Além disso, o estudo trouxe dados importantes sobre as características das crianças que mais relataram quadros de dor. No geral, essas crianças estavam no final da adolescência; reportaram não manter bom relacionamento com a família; apresentavam mais sintomas negativos psicossomáticos, por exemplo, de ansiedade e depressão; tinham pior qualidade de vida (também avaliada por questionários), quando comparadas às crianças que não relataram dor; e passavam mais tempo assistindo televisão e jogando videogame. “Ainda que sejam dados relevantes que podem, possivelmente, direcionar estudos futuros que visam entender como evitar que a população jovem sofra de dores crônicas na vida adulta, temos de compreender que a relação de causalidade da dor não foi o objetivo desse estudo e, portanto, dados encontrados não nos permitem nenhuma conclusão nesse sentido”, reforça a pesquisadora.

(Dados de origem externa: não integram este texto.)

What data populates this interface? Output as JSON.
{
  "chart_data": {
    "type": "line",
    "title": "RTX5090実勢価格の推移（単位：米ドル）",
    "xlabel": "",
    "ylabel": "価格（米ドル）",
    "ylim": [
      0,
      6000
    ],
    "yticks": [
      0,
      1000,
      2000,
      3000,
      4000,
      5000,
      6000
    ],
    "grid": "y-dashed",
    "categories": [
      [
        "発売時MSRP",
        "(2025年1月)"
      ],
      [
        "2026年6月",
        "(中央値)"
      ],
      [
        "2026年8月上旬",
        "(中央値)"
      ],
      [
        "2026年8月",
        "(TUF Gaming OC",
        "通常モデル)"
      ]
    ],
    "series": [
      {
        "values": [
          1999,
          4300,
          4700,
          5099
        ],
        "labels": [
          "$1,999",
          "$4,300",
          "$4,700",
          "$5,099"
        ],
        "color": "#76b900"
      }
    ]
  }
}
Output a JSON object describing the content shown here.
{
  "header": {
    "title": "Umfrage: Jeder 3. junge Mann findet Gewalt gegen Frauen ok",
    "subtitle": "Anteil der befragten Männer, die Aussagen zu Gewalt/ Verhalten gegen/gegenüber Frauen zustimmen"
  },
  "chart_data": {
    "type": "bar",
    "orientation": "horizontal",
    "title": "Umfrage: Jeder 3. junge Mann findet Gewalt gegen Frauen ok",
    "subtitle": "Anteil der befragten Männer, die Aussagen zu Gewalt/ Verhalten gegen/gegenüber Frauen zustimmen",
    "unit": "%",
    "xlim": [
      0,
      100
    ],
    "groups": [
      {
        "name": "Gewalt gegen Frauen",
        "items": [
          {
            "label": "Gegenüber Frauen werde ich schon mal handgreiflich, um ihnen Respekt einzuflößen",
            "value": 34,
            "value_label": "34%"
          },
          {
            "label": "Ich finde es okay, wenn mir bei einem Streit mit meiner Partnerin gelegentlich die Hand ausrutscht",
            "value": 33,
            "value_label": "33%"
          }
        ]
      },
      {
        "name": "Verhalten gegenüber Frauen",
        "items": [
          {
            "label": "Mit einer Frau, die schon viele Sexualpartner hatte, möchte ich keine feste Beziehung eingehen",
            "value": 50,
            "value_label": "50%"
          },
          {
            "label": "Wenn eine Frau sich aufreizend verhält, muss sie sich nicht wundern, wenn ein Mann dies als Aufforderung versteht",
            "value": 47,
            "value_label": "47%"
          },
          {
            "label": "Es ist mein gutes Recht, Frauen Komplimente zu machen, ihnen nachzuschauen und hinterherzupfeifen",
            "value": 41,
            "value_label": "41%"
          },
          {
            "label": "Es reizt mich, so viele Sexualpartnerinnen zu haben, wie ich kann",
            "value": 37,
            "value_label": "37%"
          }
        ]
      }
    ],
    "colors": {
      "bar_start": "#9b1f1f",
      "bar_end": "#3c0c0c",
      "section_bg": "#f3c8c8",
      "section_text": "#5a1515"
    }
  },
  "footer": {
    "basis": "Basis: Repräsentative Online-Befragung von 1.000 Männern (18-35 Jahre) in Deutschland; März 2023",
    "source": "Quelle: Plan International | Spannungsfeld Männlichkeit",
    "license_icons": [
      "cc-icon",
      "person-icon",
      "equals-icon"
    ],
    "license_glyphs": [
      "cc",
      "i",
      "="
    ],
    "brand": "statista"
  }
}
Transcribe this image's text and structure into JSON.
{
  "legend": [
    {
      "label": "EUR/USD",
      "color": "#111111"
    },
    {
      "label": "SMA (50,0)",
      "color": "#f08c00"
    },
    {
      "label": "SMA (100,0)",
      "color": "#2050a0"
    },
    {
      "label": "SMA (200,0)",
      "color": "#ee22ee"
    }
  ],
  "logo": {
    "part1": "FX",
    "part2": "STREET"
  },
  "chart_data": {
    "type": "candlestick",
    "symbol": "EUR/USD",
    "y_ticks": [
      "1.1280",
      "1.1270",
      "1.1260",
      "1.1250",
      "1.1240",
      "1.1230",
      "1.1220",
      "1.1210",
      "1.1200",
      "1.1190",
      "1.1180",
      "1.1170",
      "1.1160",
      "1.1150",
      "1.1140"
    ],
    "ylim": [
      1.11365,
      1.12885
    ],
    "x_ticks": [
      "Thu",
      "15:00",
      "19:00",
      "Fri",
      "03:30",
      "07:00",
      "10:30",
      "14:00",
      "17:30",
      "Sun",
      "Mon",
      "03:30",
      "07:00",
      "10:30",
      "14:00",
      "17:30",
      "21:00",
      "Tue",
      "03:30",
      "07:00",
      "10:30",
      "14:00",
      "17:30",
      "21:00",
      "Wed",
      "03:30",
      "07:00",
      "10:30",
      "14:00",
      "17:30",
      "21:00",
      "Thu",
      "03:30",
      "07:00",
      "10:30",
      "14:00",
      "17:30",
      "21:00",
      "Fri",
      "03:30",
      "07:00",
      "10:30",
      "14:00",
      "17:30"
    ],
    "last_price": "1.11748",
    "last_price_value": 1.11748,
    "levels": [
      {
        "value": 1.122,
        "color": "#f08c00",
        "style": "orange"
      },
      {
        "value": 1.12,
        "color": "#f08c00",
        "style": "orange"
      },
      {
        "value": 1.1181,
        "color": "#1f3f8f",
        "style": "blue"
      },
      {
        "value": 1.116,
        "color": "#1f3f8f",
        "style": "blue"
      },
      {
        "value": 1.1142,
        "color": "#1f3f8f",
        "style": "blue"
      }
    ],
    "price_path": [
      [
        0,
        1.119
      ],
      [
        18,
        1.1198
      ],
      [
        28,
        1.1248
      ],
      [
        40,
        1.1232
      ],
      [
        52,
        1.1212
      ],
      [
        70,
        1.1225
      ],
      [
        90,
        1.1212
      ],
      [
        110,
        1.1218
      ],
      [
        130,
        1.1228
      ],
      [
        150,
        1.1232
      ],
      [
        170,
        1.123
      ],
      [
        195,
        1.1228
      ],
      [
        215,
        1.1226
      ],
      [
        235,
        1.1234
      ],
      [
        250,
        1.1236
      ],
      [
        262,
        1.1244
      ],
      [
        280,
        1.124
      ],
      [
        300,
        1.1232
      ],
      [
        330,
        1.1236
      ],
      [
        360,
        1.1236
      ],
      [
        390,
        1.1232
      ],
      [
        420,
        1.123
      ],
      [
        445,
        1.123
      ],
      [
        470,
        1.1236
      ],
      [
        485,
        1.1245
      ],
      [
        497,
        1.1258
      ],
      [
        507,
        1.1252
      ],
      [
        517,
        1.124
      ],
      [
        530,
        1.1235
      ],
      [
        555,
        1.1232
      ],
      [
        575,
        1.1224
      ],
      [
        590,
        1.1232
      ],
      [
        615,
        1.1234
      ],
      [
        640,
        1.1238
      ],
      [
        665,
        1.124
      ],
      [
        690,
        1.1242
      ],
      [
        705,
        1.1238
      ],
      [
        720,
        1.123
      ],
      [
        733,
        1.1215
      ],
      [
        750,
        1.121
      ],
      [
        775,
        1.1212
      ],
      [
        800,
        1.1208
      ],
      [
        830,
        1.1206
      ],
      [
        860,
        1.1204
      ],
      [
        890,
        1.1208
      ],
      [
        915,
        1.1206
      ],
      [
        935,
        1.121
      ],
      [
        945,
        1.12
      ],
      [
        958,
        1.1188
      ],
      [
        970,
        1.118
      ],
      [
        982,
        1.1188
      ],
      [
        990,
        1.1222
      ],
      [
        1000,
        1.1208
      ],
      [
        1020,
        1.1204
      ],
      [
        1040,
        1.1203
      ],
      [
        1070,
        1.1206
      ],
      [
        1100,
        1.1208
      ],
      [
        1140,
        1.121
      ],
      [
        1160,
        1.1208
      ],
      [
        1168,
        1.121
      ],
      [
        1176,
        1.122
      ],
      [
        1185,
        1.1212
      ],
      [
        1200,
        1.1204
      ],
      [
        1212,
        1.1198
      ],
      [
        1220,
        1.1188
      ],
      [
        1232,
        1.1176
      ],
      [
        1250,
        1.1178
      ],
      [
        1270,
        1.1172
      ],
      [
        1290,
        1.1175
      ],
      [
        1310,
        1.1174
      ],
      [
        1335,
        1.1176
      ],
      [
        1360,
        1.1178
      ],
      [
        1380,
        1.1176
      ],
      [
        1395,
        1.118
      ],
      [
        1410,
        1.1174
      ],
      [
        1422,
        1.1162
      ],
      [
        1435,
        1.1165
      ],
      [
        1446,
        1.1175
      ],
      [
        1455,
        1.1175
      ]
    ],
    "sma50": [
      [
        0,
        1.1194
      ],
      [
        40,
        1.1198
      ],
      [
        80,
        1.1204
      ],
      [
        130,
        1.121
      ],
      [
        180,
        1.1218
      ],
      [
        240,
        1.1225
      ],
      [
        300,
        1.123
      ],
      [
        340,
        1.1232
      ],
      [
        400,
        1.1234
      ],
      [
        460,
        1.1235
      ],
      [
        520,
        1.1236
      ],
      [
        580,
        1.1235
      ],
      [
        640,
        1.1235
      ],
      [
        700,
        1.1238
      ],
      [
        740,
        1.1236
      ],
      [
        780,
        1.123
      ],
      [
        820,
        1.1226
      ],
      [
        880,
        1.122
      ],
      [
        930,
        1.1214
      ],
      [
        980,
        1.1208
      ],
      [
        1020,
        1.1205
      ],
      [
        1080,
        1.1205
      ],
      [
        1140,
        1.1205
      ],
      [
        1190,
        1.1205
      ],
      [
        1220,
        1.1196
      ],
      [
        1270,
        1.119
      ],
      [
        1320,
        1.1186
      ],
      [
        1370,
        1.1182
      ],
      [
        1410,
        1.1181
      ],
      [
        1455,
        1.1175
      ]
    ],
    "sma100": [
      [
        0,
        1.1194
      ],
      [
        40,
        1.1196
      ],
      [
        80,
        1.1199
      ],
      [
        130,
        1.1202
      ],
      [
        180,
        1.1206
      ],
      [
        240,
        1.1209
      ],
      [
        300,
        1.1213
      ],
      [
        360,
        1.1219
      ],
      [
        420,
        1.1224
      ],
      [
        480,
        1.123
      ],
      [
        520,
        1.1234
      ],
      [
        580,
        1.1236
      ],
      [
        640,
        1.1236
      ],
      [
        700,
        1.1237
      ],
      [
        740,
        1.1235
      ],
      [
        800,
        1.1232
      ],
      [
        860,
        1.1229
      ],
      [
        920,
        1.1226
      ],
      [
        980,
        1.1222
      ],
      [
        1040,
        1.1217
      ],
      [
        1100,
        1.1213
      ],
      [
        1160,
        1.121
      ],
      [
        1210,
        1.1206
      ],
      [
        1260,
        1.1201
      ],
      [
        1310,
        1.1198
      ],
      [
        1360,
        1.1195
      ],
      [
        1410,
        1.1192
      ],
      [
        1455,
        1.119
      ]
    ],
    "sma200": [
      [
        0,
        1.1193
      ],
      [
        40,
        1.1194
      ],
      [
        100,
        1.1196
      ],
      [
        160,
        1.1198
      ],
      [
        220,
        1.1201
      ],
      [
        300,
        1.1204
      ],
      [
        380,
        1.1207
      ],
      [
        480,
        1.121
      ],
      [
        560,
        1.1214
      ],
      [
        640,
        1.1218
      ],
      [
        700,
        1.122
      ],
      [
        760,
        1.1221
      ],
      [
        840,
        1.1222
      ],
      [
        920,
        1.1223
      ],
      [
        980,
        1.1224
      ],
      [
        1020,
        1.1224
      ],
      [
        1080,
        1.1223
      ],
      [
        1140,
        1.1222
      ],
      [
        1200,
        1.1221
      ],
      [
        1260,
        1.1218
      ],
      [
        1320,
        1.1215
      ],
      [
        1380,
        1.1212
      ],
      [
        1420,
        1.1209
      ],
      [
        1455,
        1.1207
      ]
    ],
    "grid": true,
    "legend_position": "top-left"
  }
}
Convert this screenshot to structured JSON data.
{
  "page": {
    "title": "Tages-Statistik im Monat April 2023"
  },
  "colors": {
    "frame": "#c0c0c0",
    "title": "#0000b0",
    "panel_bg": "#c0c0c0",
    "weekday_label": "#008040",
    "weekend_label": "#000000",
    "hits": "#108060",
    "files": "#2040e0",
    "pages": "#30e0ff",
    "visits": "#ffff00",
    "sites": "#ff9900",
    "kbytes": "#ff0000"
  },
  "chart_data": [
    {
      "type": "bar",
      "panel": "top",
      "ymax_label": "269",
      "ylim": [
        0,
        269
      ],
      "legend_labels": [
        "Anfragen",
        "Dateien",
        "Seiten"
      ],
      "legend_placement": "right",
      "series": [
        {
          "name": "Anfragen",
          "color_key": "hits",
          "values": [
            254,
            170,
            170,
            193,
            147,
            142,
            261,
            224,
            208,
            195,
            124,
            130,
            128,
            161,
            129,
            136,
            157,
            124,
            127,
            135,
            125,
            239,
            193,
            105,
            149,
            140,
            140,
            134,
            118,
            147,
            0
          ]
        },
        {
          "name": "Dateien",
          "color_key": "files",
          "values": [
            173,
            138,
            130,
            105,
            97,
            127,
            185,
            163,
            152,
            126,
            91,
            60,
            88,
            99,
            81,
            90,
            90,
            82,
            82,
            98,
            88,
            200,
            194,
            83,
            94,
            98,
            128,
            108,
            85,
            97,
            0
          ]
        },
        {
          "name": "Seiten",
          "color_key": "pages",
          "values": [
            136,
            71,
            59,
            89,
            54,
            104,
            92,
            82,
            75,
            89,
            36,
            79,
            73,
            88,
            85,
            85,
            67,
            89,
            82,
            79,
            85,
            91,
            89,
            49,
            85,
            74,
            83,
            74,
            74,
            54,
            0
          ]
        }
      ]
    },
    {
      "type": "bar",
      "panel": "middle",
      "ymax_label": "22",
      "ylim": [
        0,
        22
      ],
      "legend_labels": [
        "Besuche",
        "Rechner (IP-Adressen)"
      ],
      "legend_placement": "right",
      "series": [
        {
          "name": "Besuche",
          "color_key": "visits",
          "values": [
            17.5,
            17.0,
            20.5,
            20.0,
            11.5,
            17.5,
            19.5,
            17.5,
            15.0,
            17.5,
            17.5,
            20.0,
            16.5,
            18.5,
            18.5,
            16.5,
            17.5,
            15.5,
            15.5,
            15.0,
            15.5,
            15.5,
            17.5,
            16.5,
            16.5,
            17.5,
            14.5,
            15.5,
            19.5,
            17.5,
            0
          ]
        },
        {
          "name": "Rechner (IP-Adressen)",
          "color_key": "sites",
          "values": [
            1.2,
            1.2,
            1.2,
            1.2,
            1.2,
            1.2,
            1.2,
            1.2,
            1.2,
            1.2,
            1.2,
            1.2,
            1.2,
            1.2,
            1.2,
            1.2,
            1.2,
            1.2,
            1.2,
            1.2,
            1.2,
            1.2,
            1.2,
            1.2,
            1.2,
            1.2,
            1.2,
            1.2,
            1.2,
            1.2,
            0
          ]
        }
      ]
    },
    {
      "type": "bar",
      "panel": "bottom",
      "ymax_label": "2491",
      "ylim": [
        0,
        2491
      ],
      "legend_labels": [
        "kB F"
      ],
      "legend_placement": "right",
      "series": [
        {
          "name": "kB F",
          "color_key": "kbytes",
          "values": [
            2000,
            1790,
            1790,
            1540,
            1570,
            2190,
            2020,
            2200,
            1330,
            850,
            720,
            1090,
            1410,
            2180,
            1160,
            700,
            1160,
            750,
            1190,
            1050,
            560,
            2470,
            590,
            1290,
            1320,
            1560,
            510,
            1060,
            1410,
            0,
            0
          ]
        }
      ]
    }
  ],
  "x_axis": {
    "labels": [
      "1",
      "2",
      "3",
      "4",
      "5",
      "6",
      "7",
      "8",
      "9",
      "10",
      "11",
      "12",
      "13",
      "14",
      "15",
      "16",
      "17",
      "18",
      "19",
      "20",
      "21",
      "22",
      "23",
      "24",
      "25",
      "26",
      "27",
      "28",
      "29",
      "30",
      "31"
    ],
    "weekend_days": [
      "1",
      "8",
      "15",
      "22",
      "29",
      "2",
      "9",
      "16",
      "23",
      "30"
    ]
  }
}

Queixa não deve ser subestimada
Os pais também tiveram participação no estudo ao preencher um formulário sobre a perspectiva deles em relação a esse tipo de dor nos filhos. De acordo com a pesquisadora Tiê Parma Yamato, a literatura mostra que os pais tendem a subestimar as queixas das crianças, possivelmente por não possuírem um entendimento claro do que é dor na infância. “Normalmente, os profissionais da saúde se direcionam aos pais para saber quais são as queixas dos filhos quando, na verdade, a partir de 7 ou 8 anos a criança já tem autonomia e condições de perceber e reportar sintomas como a dor e o quanto isso incomoda. Pudemos corroborar este fato em 17% dos casos do estudo”, relata. Portanto, a resposta passa a ser mais valiosa quando a criança responde sem interferência dos pais, como na metodologia utilizada na pesquisa. Outro fator que pode explicar a subestimação dos pais em relação à dor musculoesquelética é a crença popular sobre a ‘dor do crescimento’, que se refere a um incômodo relativamente comum, especialmente nos membros inferiores.
“Embora não tenha sido nosso foco, o que sabemos hoje é que não existe na literatura científica qualquer estudo que consiga comprovar que o crescimento cause dor”, destaca. A pesquisadora alerta, ainda, que quando uma criança relata um quadro de dor é importante validar os sintomas, ter consciência dos impactos associados e buscar auxílio médico para verificar o tamanho do impacto, a duração dos sintomas e quais medidas podem ser adotadas. A equipe deu início a um novo projeto e acompanhou as crianças por um período de um ano e meio para entender o curso da dor e o impacto financeiro dessa condição sob uma perspectiva da sociedade. Os resultados do trabalho, que já foram finalizados, devem ser publicados em breve. O artigo ‘Prevalence of disabling musculoskeletal pain in children and adolescents in Brazil: A cross-sectional study‘ foi publicado em 2024 no Brazilian Journal of Physical Therapy.